Baptiste sortit de transe. Il se sentait reposé, détendu mais son esprit retourna instantanément au brouillard dès l'ouverture des paupières. Pendant la transe, il dormait, loin de tout, de la réalité, de la douleur, du cauchemar. Il regarda son frère, toujours dans son monde idéalisé. Il comprenait que Paul y passât tout son temps jusqu'à s'y perdre. Cette douceur apaisait l'âme torturée. Cependant, cela ne réglait rien.
Sans éveiller son frère, Baptiste sortit pour constater que le temps avait passé. Il erra, de ci, de là, à la recherche d'une date. Il parcourut des ruelles, passa sous les arbres du parc Lezama, respira l'air de l'océan Atlantique.
Son errance l'amena en face d'un bowling. Baptiste ignorait tout de ce loisir. Il entra, écoutant la musique rugissant par les hauts parleurs. À l'intérieur, l'ambiance était enfumée et de nombreuses personnes se pressaient autour des pistes.
Baptiste s'installa au bar. Il sirota un soda et mâcha consciencieusement un hot dog tout en regardant les joueurs. Deux d'entre eux attiraient l'attention de tous. Ils marquaient strike après strike. La boule partait avec une précision remarquable et les quilles tombaient avec régularité, jusqu’à devenir lassant. Les spectateurs s'éparpillèrent au bout d'un quart d'heure. Les deux joueurs haussèrent les épaules et discutèrent tout en ôtant leurs chaussures. Baptiste capta aisément leur conversation, ce qui, pour n'importe quel humain à sa place, n'aurait pas été possible vu la distance et le bruit.
- Il va falloir trouver autre chose, dit le plus jeune.
- On ne pourra jamais se départager là-dessus. Nos capacités surnaturelles rendent le jeu totalement inintéressant. Tu as une autre idée ? demanda le plus vieux.
- Il faut trouver un truc beaucoup plus difficile…
- Tu as une idée ?
- Pour le moment, non. Manger m'éclairera peut-être.
- Pizza ?
- Je parlais de manger, pas de consommer de la nourriture !
- Ok, excuse-moi.
- On va dans les bas quartiers.
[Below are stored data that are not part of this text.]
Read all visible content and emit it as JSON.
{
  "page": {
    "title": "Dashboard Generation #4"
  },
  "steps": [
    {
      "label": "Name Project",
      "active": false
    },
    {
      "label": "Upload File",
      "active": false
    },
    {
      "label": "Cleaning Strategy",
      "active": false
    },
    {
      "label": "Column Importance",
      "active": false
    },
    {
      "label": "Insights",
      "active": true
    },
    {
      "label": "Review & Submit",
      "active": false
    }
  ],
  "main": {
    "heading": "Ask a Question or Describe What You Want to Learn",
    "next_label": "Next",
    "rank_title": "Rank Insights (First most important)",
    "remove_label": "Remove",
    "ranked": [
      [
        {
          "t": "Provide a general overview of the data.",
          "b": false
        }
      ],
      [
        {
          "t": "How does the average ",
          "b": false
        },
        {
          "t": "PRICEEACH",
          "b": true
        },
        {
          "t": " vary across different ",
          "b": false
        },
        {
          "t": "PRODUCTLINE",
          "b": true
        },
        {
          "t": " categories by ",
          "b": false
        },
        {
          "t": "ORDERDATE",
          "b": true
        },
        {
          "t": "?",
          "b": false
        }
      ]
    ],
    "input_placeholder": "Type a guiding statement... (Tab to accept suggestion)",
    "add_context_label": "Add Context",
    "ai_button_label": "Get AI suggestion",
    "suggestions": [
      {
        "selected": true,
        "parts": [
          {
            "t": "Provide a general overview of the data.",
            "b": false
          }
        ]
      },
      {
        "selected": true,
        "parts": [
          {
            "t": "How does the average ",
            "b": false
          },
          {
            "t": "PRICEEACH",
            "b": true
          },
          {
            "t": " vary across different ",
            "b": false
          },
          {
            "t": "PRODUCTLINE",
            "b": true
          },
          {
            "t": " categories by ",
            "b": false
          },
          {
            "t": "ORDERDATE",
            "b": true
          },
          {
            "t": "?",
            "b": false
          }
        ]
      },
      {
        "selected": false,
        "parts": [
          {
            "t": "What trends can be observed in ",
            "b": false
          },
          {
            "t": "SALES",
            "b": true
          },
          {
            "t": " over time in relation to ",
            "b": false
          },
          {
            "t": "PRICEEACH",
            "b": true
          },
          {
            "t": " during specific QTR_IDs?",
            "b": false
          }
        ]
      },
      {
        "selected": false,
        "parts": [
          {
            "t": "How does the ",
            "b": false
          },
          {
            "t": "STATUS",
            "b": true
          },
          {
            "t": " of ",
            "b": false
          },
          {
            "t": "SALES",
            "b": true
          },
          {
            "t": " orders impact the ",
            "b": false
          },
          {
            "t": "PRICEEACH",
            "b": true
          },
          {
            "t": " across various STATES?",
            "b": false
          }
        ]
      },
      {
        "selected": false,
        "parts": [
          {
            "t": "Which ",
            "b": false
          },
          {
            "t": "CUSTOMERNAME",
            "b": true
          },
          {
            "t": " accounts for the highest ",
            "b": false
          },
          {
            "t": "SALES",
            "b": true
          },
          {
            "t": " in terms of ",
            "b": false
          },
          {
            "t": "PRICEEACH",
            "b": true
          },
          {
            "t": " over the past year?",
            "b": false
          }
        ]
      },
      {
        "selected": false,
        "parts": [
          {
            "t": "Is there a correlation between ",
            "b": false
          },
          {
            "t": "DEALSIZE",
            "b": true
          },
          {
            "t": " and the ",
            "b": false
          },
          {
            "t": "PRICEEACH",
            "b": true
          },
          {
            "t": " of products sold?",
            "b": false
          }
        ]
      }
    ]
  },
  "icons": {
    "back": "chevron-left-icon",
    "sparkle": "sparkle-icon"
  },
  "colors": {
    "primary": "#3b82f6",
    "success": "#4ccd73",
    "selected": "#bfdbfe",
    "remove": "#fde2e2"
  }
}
J'ai envie de tuer.
- Ça me va.
Les deux hommes sortirent tout en continuant à discuter. Baptiste affichait un air détendu. Pourtant, son sang bouillait intérieurement. Ses angoisses lui sautèrent au visage. Il avait eu raison de douter. Ils n'étaient pas seuls. D'autres Vampires au contrôle arpentaient ce monde. Baptiste tenta de recoller les morceaux. Avaient-ils tué Kol ? Baptiste ne put s'empêcher son âme et ses pensées de voler vers l'amour de vie. Il grimaça, tapa du poing sur la table et se prit la tête entre ses mains. Il voulait que ça cesse. Il rêvait de pouvoir enfin penser correctement.
Baptiste retourna auprès de Paul et le tira de sa transe.
- J'ai été me promener et dans un bowling, j'ai croisé deux Vampires parfaitement au contrôle. Avant de les avoir entendus échanger, je n'avais pas remarqué leur nature de Vampire et s'ils n'avaient pas parlé ouvertement, cela m'aurait échappé. Paul, nous ne sommes pas seuls.
- C'est impossible, rappela Paul.
- Pourquoi ? dit Baptiste. Nous avons appris seuls. Certains Vampires américains ont pu le faire aussi.
- Nous avons exterminé jusqu'au dernier Vampire sans jamais tomber sur un qui soit un minimum capable de quoi que ce soit.
- Ils ont pu se cacher et laisser passer l'orage, proposa Baptiste.
- Pourquoi auraient-ils agi de la sorte ?
- Pour pouvoir nous abattre aisément une fois que nous nous pensions en sécurité, murmura Baptiste qui avait l'impression que la solution était là, à portée de main, et lui échappait tout de même.
- Tu les as suivis ? demanda Paul.
Baptiste n'y avait même pas songé. Plongé dans son désarroi, sa peine et sa colère, il s'était réfugié auprès de son frère, dans le cocon familial rassurant. Il secoua négativement la tête.
- Retournons ensemble au bowling, proposa Paul.
- Ils ont dit que c'était inutile. Ils veulent savoir lequel des deux est le meilleur et ce loisir est inadapté. Ils étaient tout le temps à égalité. Non, ils n'y retourneront pas.
- Promenons-nous et ouvrons grand les yeux, indiqua Paul. Si nous devions nous comparer, que choisirions-nous ?
Baptiste sourit. Se mettre à la place de l'ennemi. Kol aurait pu proposer cela. Un voile de tristesse envahit les pensées de l'Aar.
- Baptiste ? lança Paul.
Pour une fois, l'aîné semblait plus en forme que le second. Baptiste secoua la tête et tapa du pied. Il voulait que le sine condicione s'en aille. Tout serait tellement plus simple sans.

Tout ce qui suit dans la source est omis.